In this issue
Becoming a resilient practitioner
Is the recession impacting on your health? Sally Despenser explores the risks for counsellors and outlines the case for good self-care
Dr Chris Johnstone identifies ways to develop more resilient relationships
Steffi Bednarek unravels the complex dynamics and power relations involved when you become manager to your former peers
Leading teams in troubled times
How do you show leadership and maintain team health in tough times? Mandy Flint and Elisabet Vinberg Hearn share their expertise
Inside the organisation
Andrew Kinder, recently appointed Chair of the UK Employee Assistance Professionals Association, talks about the challenges facing our profession
Cyberculture in the workplace: a beginner’s guide
Would you embrace non-traditional ways of working? Dr Kate Anthony explores the use of technology in therapy in her new column
In-house vs outsourced provision
Amanda Smith debates the issues and weighs up the pros and cons
From the chair
‘In order that people may be happy in their work, these three things are needed: they must be fit for it, they must not do too much of it, and they must have a sense of success in it.’ Wise words indeed, written I discovered, by the British social reformer John Ruskin back in 1851. Quoting them in his foreword to the UK Employee Assistance Professionals Association (EAPA) EAPA Guidelines, Professor Cary Cooper presented this as the challenge that we workplace specialists now face1. This led me to ponder much about our clients’ work, our work as therapists and how we rise to this challenge in the current climate.
Recent conversations with colleagues have left me with a distinct sense that for those of us who are in the business of hearing pain, we have most likely been hearing more of it since the economic downturn. An increase in debt and mental health issues have led to Mind and MoneySupermarket.com joining forces to raise awareness of the link between finances and mental health2. ‘Recession depression’ in Therapy Today3 recently explored what counsellors across the country were witnessing and the impact on the nation’s mental health. Our clients may be in work, but their colleagues, partners or spouses may be facing redundancy or job insecurity which is likely to increase anxiety and decrease wellbeing. Workplace counselling is providing essential support when there are cuts to mental health services and when it is harder to find agencies to which to refer clients who have more complex mental health needs.
And so to return to Ruskin’s words… but this time as three questions: are we fit for work? Are we doing too much of it? And do we have a sense of success in it? I welcome Sally Despenser’s timely article in which she explores the risks for therapists who are at ‘the coal face’ working with clients as the impact of the recession continues to be felt. The message is clear: a greater awareness of our own needs and the shadow side of our work is essential to stay fit to work within this climate.

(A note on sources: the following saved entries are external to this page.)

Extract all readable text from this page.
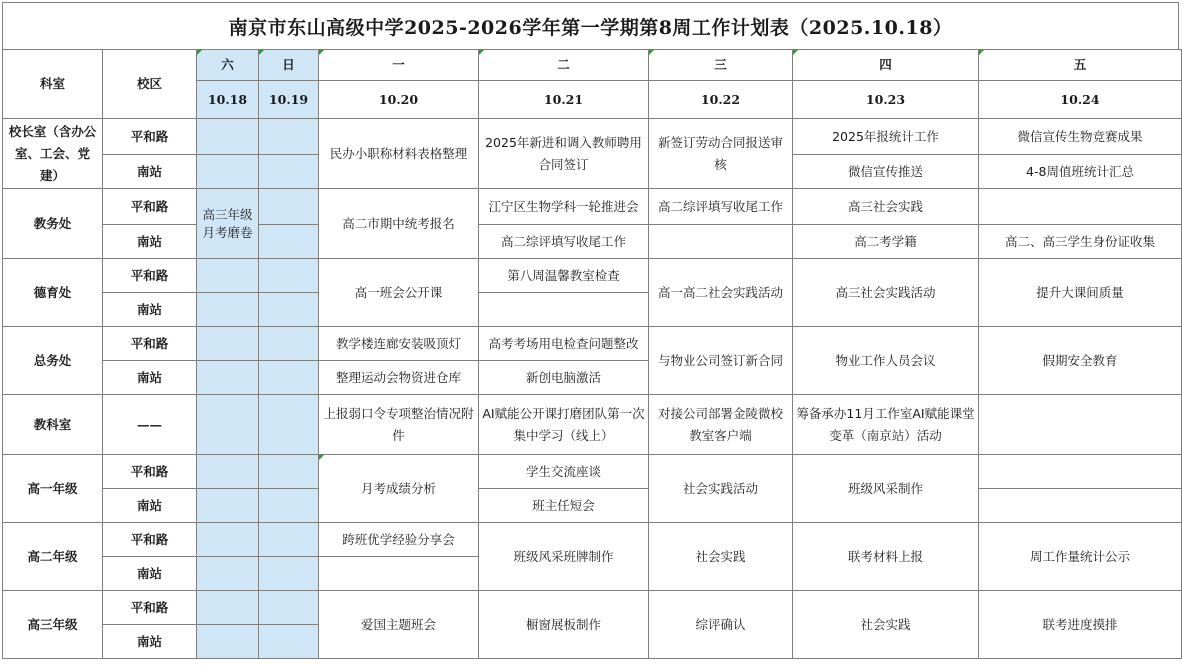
南京市东山高级中学2025-2026学年第一学期第8周工作计划表（2025.10.18）
科室	校区	六	日	一	二	三	四	五
		10.18	10.19	10.20	10.21	10.22	10.23	10.24
校长室（含办公室、工会、党建）	平和路			民办小职称材料表格整理	2025年新进和调入教师聘用合同签订	新签订劳动合同报送审核	2025年报统计工作	微信宣传生物竞赛成果
	南站						微信宣传推送	4-8周值班统计汇总
教务处	平和路	高三年级月考磨卷		高二市期中统考报名	江宁区生物学科一轮推进会	高二综评填写收尾工作	高三社会实践	
	南站				高二综评填写收尾工作		高二考学籍	高二、高三学生身份证收集
德育处	平和路			高一班会公开课	第八周温馨教室检查	高一高二社会实践活动	高三社会实践活动	提升大课间质量
	南站							
总务处	平和路			教学楼连廊安装吸顶灯	高考考场用电检查问题整改	与物业公司签订新合同	物业工作人员会议	假期安全教育
	南站			整理运动会物资进仓库	新创电脑激活			
教科室	——			上报弱口令专项整治情况附件	AI赋能公开课打磨团队第一次集中学习（线上）	对接公司部署金陵微校教室客户端	筹备承办11月工作室AI赋能课堂变革（南京站）活动	
高一年级	平和路			月考成绩分析	学生交流座谈	社会实践活动	班级风采制作	
	南站				班主任短会			
高二年级	平和路			跨班优学经验分享会	班级风采班牌制作	社会实践	联考材料上报	周工作量统计公示
	南站							
高三年级	平和路			爱国主题班会	橱窗展板制作	综评确认	社会实践	联考进度摸排
	南站							
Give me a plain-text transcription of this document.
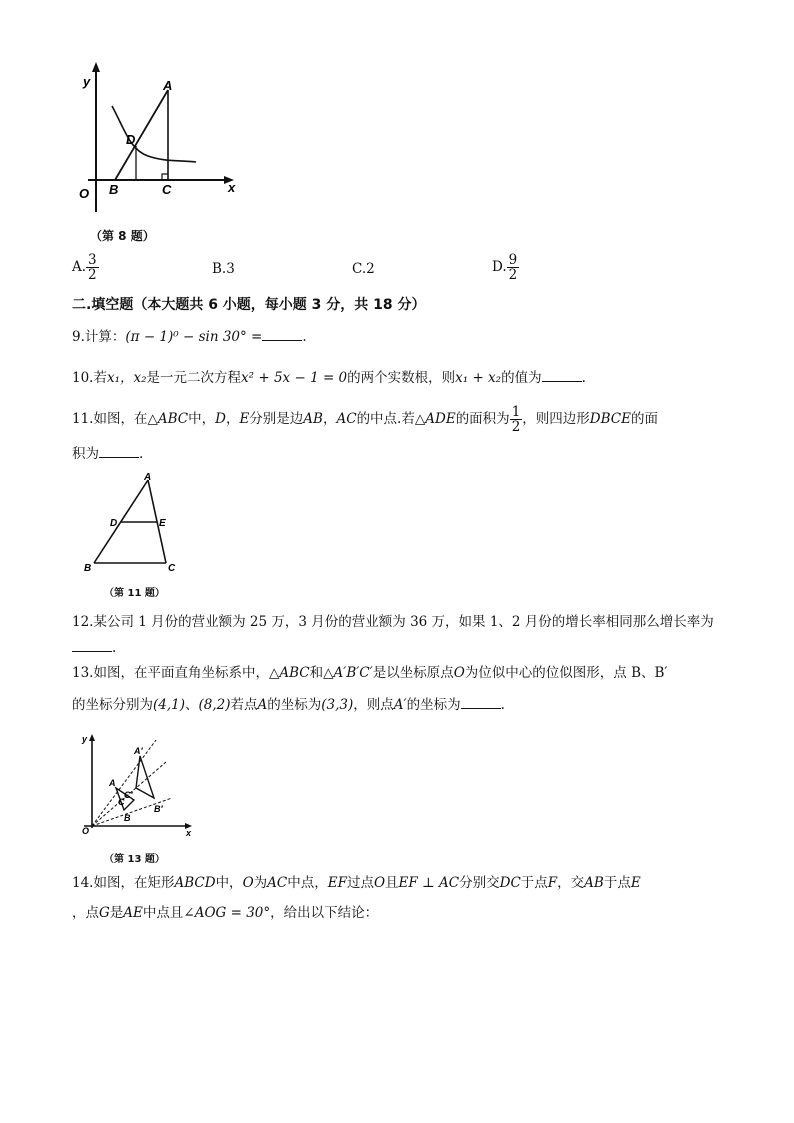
y
O B	C
A
D
x
（第 8 题）
A. $\frac{3}{2}$	B.3	C.2	D. $\frac{9}{2}$
二.填空题（本大题共 6 小题，每小题 3 分，共 18 分）
9.计算：(π − 1)⁰ − sin 30° =	.
10.若x₁，x₂是一元二次方程x² + 5x − 1 = 0的两个实数根，则x₁ + x₂的值为	.
11.如图，在△ABC中，D，E分别是边AB，AC的中点.若△ADE的面积为 $\frac{1}{2}$ ，则四边形DBCE的面
积为	.
A
D	E
B	C
（第 11 题）
12.某公司 1 月份的营业额为 25 万，3 月份的营业额为 36 万，如果 1、2 月份的增长率相同那么增长率为
.
13.如图，在平面直角坐标系中，△ABC和△A′B′C′是以坐标原点O为位似中心的位似图形，点 B、B′
的坐标分别为(4,1)、(8,2)若点A的坐标为(3,3)，则点A′的坐标为	.
y
O	x
A
B
C
A′
B′
C′
（第 13 题）
14.如图，在矩形ABCD中，O为AC中点，EF过点O且EF ⊥ AC分别交DC于点F，交AB于点E
，点G是AE中点且∠AOG = 30°，给出以下结论：
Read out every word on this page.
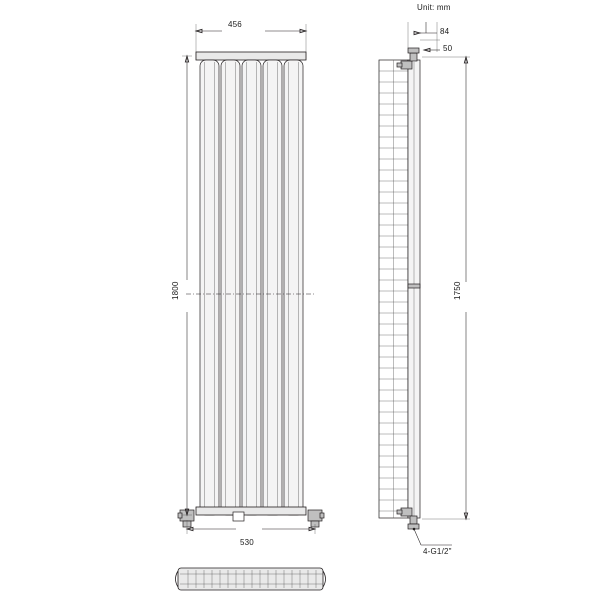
Unit: mm
456
84
50
1800	1750
530
4-G1/2"
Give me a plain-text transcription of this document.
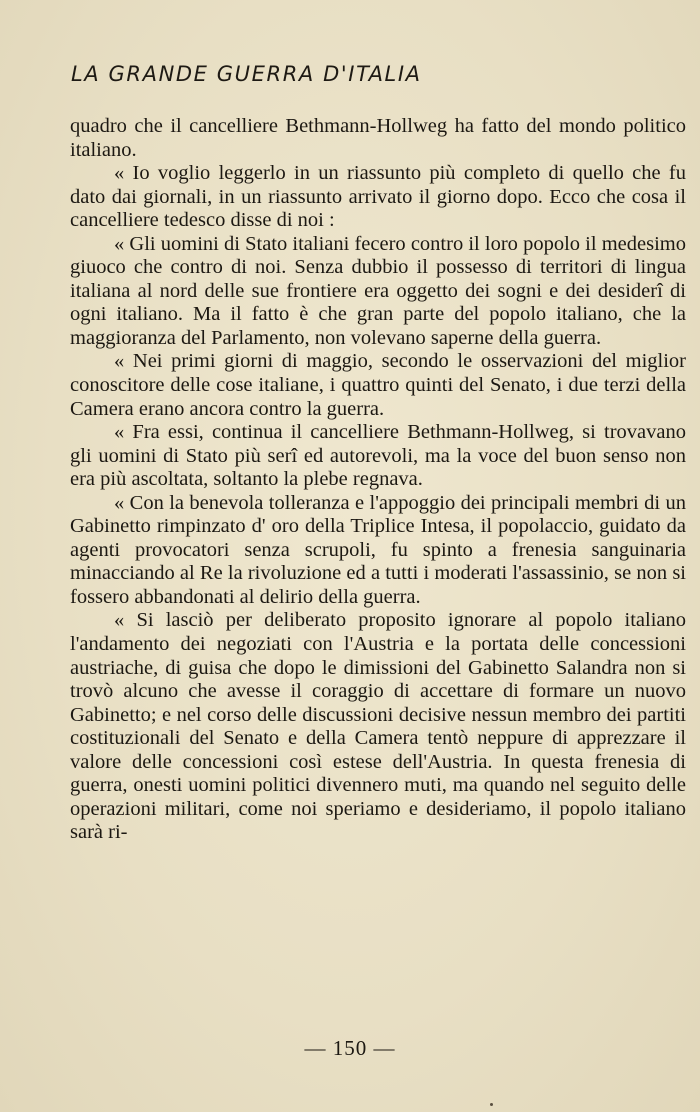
LA GRANDE GUERRA D'ITALIA

quadro che il cancelliere Bethmann-Hollweg ha fatto del mondo politico italiano.

« Io voglio leggerlo in un riassunto più completo di quello che fu dato dai giornali, in un riassunto arrivato il giorno dopo. Ecco che cosa il cancelliere tedesco disse di noi :

« Gli uomini di Stato italiani fecero contro il loro popolo il medesimo giuoco che contro di noi. Senza dubbio il possesso di territori di lingua italiana al nord delle sue frontiere era oggetto dei sogni e dei desiderî di ogni italiano. Ma il fatto è che gran parte del popolo italiano, che la maggioranza del Parlamento, non volevano saperne della guerra.

« Nei primi giorni di maggio, secondo le osservazioni del miglior conoscitore delle cose italiane, i quattro quinti del Senato, i due terzi della Camera erano ancora contro la guerra.

« Fra essi, continua il cancelliere Bethmann-Hollweg, si trovavano gli uomini di Stato più serî ed autorevoli, ma la voce del buon senso non era più ascoltata, soltanto la plebe regnava.

« Con la benevola tolleranza e l'appoggio dei principali membri di un Gabinetto rimpinzato d' oro della Triplice Intesa, il popolaccio, guidato da agenti provocatori senza scrupoli, fu spinto a frenesia sanguinaria minacciando al Re la rivoluzione ed a tutti i moderati l'assassinio, se non si fossero abbandonati al delirio della guerra.

« Si lasciò per deliberato proposito ignorare al popolo italiano l'andamento dei negoziati con l'Austria e la portata delle concessioni austriache, di guisa che dopo le dimissioni del Gabinetto Salandra non si trovò alcuno che avesse il coraggio di accettare di formare un nuovo Gabinetto; e nel corso delle discussioni decisive nessun membro dei partiti costituzionali del Senato e della Camera tentò neppure di apprezzare il valore delle concessioni così estese dell'Austria. In questa frenesia di guerra, onesti uomini politici divennero muti, ma quando nel seguito delle operazioni militari, come noi speriamo e desideriamo, il popolo italiano sarà ri-

— 150 —
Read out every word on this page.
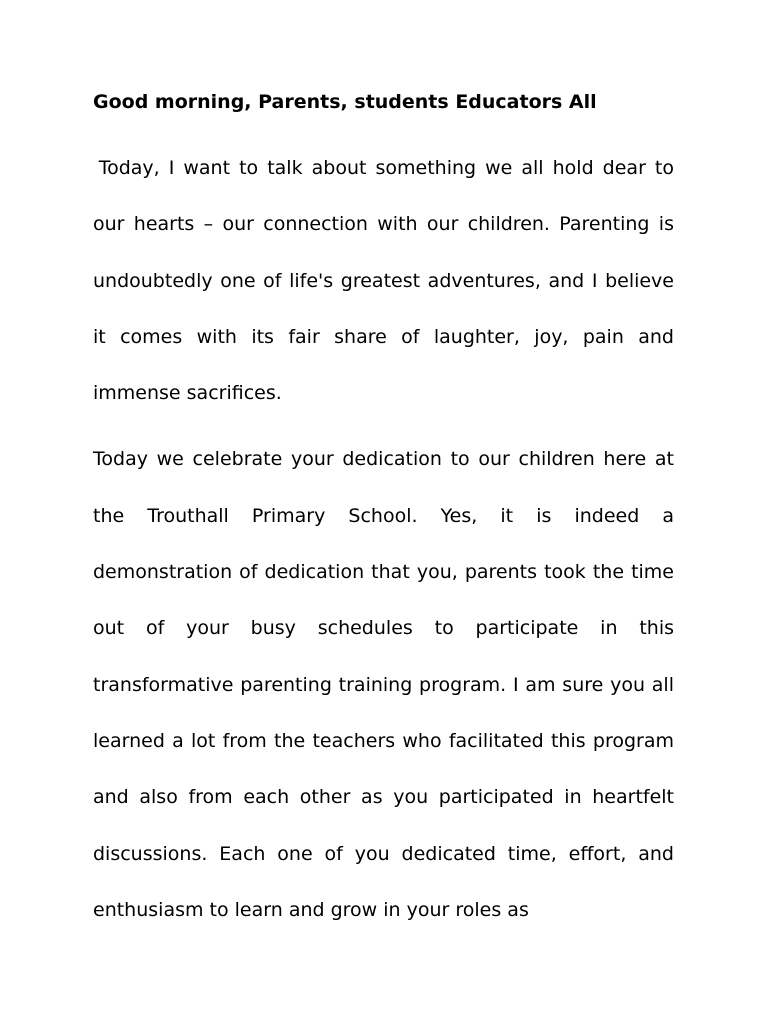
Good morning, Parents, students Educators All

Today, I want to talk about something we all hold dear to our hearts – our connection with our children. Parenting is undoubtedly one of life's greatest adventures, and I believe it comes with its fair share of laughter, joy, pain and immense sacrifices.

Today we celebrate your dedication to our children here at the Trouthall Primary School. Yes, it is indeed a demonstration of dedication that you, parents took the time out of your busy schedules to participate in this transformative parenting training program. I am sure you all learned a lot from the teachers who facilitated this program and also from each other as you participated in heartfelt discussions. Each one of you dedicated time, effort, and enthusiasm to learn and grow in your roles as
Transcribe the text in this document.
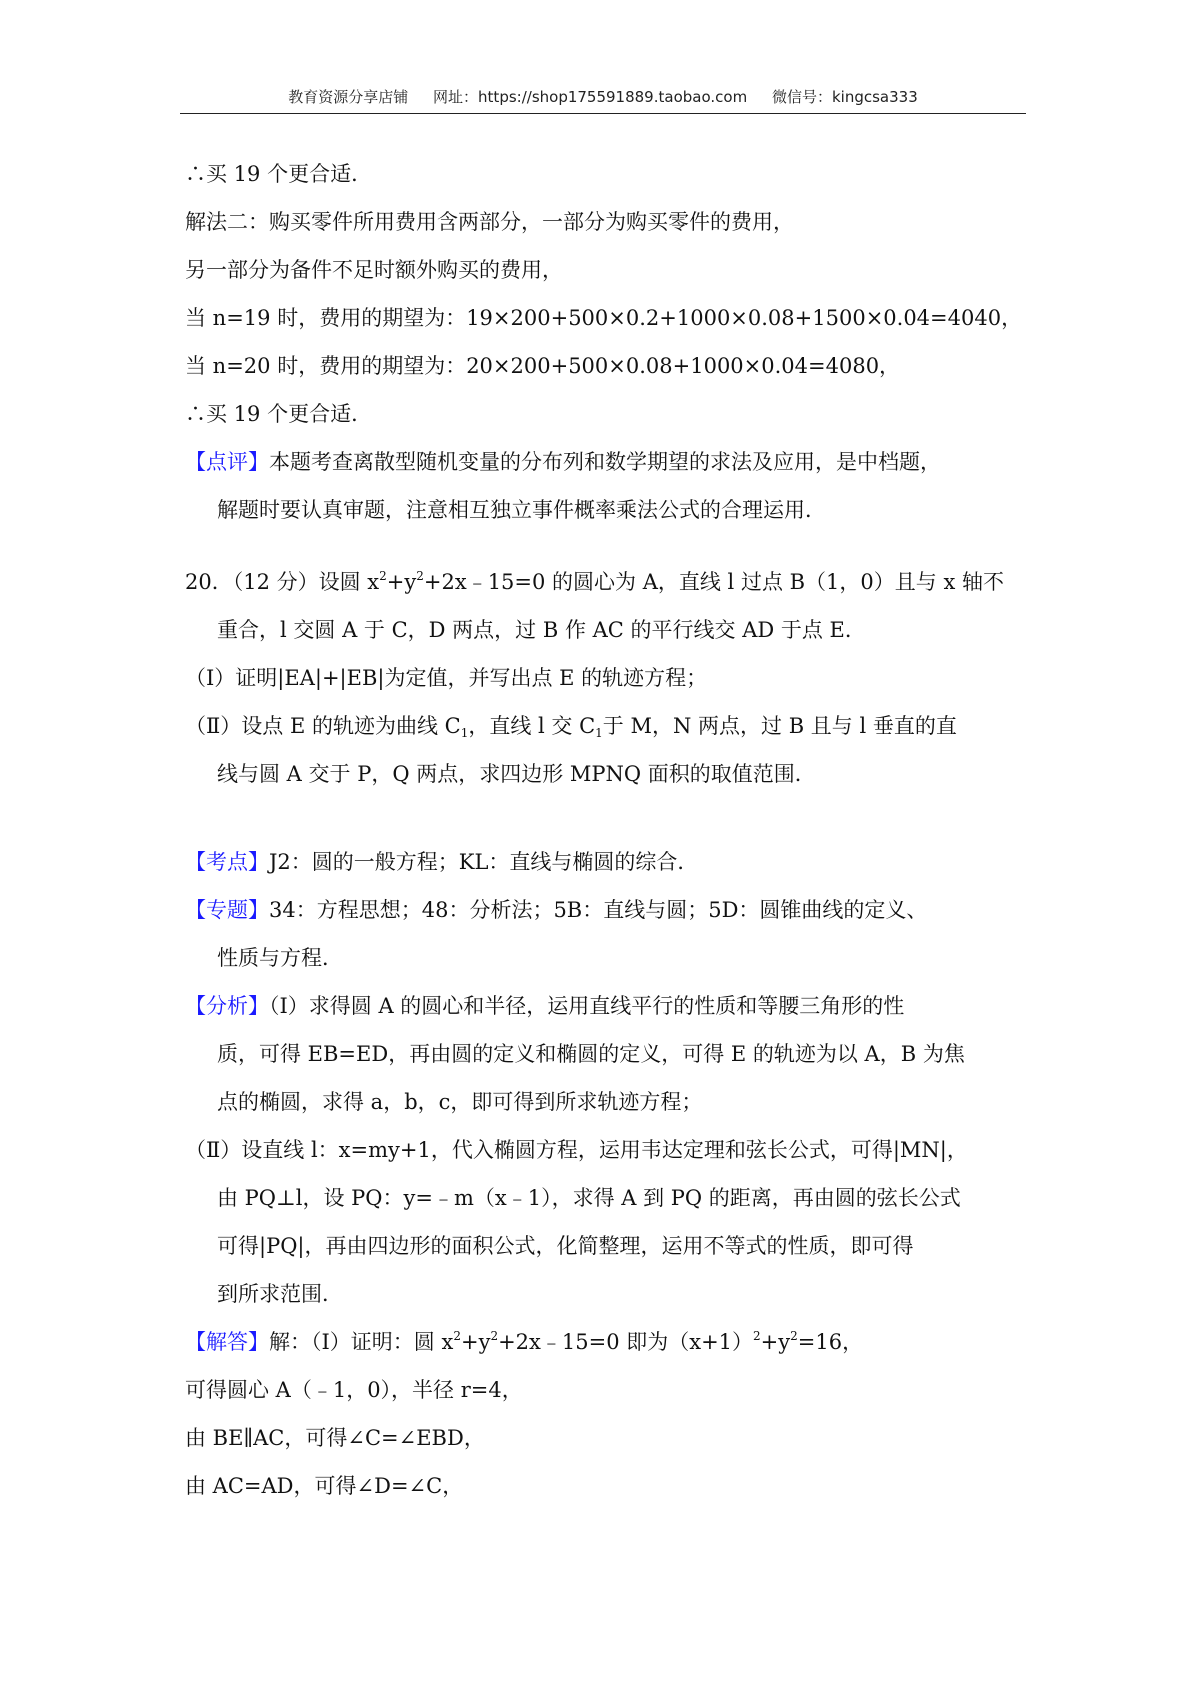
教育资源分享店铺 网址：https://shop175591889.taobao.com 微信号：kingcsa333
∴买 19 个更合适．
解法二：购买零件所用费用含两部分，一部分为购买零件的费用，
另一部分为备件不足时额外购买的费用，
当 n=19 时，费用的期望为：19×200+500×0.2+1000×0.08+1500×0.04=4040，
当 n=20 时，费用的期望为：20×200+500×0.08+1000×0.04=4080，
∴买 19 个更合适．
【点评】本题考查离散型随机变量的分布列和数学期望的求法及应用，是中档题，
解题时要认真审题，注意相互独立事件概率乘法公式的合理运用．
20．（12 分）设圆 $x^2+y^2+2x﹣15=0$ 的圆心为 A，直线 l 过点 B（1，0）且与 x 轴不
重合，l 交圆 A 于 C，D 两点，过 B 作 AC 的平行线交 AD 于点 E．
（Ⅰ）证明|EA|+|EB|为定值，并写出点 E 的轨迹方程；
（Ⅱ）设点 E 的轨迹为曲线 $C_1$，直线 l 交 $C_1$于 M，N 两点，过 B 且与 l 垂直的直
线与圆 A 交于 P，Q 两点，求四边形 MPNQ 面积的取值范围．
【考点】J2：圆的一般方程；KL：直线与椭圆的综合．
【专题】34：方程思想；48：分析法；5B：直线与圆；5D：圆锥曲线的定义、
性质与方程．
【分析】（Ⅰ）求得圆 A 的圆心和半径，运用直线平行的性质和等腰三角形的性
质，可得 EB=ED，再由圆的定义和椭圆的定义，可得 E 的轨迹为以 A，B 为焦
点的椭圆，求得 a，b，c，即可得到所求轨迹方程；
（Ⅱ）设直线 l：x=my+1，代入椭圆方程，运用韦达定理和弦长公式，可得|MN|，
由 PQ⊥l，设 PQ：y=﹣m（x﹣1），求得 A 到 PQ 的距离，再由圆的弦长公式
可得|PQ|，再由四边形的面积公式，化简整理，运用不等式的性质，即可得
到所求范围．
【解答】解：（Ⅰ）证明：圆 $x^2+y^2+2x﹣15=0$ 即为$(x+1)^2+y^2=16$，
可得圆心 A（﹣1，0），半径 r=4，
由 BE∥AC，可得∠C=∠EBD，
由 AC=AD，可得∠D=∠C，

Continuing with the theme of resilience, I welcome back Chris Johnstone for his second article in the series ‘Practical resilience’. There is much about teams and leadership in this issue and so this time Chris homes in on how we can contribute to shaping the emotional landscape at work to make our relationships more resilient. He offers some fascinating insights and strategies to share with clients and teams going through ‘a rocky patch’.
There is no shortage of material on managing people. But, I learnt, there is surprisingly little research into how to manage your former colleagues when you become ‘the boss’. A warm welcome to Steffi Bednarek, the manager of a university counselling service, who explores this in her article ‘Stepping up’. She addresses the particular complexities involved and the challenging power dynamics at play.
When an email landed in my inbox about a new business book4 for leaders, written as a story, about a team who found its way, I found myself intrigued. The book’s authors, and experts in leading and developing teams in business, Mandy Flint and Elisabet Vinberg Hearn, talk to Counselling at Work this issue about what it takes to lead teams in uncertain times.
We hear from two voices from within the EAP community. The first is Andrew Kinder, our interviewee for ‘Inside the organisation’. Andrew is a past Chair of BACP Workplace and an executive committee member. The new Chair of UK EAPA, Andrew outlines his priorities and the challenges facing our profession. Innovation and technology, he explains, will play a key role in how therapy is provided in the future.
Opening our eyes to this, I’m excited to introduce Kate Anthony, a leading expert in online therapy, who begins her new series ‘Cyberculture in the workplace: a beginner’s guide’. She has trained practitioners and organisations worldwide and is committed to the development of ethical practice in this fast-growing field. Get ready for the journey.
And finally, we hear from Amanda Smith, our second voice from the EAP community, who debates the pros and cons of in-house counselling versus outsourced provision. Amanda explores the considerations for counsellors when thinking about their career pathways and looks at the dilemmas which can ensue.
My thanks go to all the contributors. I hope you enjoy this summer issue. Until the autumn …take care.
1 EAP Guidelines 2012. UK Employee Assistance Professionals Association. www.eapa.org.uk.
2 BACP Political Monitoring Briefing. Debt and mental health. 20.05.2013.
3 Brown S. Recession depression. Therapy Today. 2012; 23(10):12-15.
4 Flint M, Vinberg Hearn E. The team formula, a leadership tale of a team who found their way. London: MX Publishing; 2013.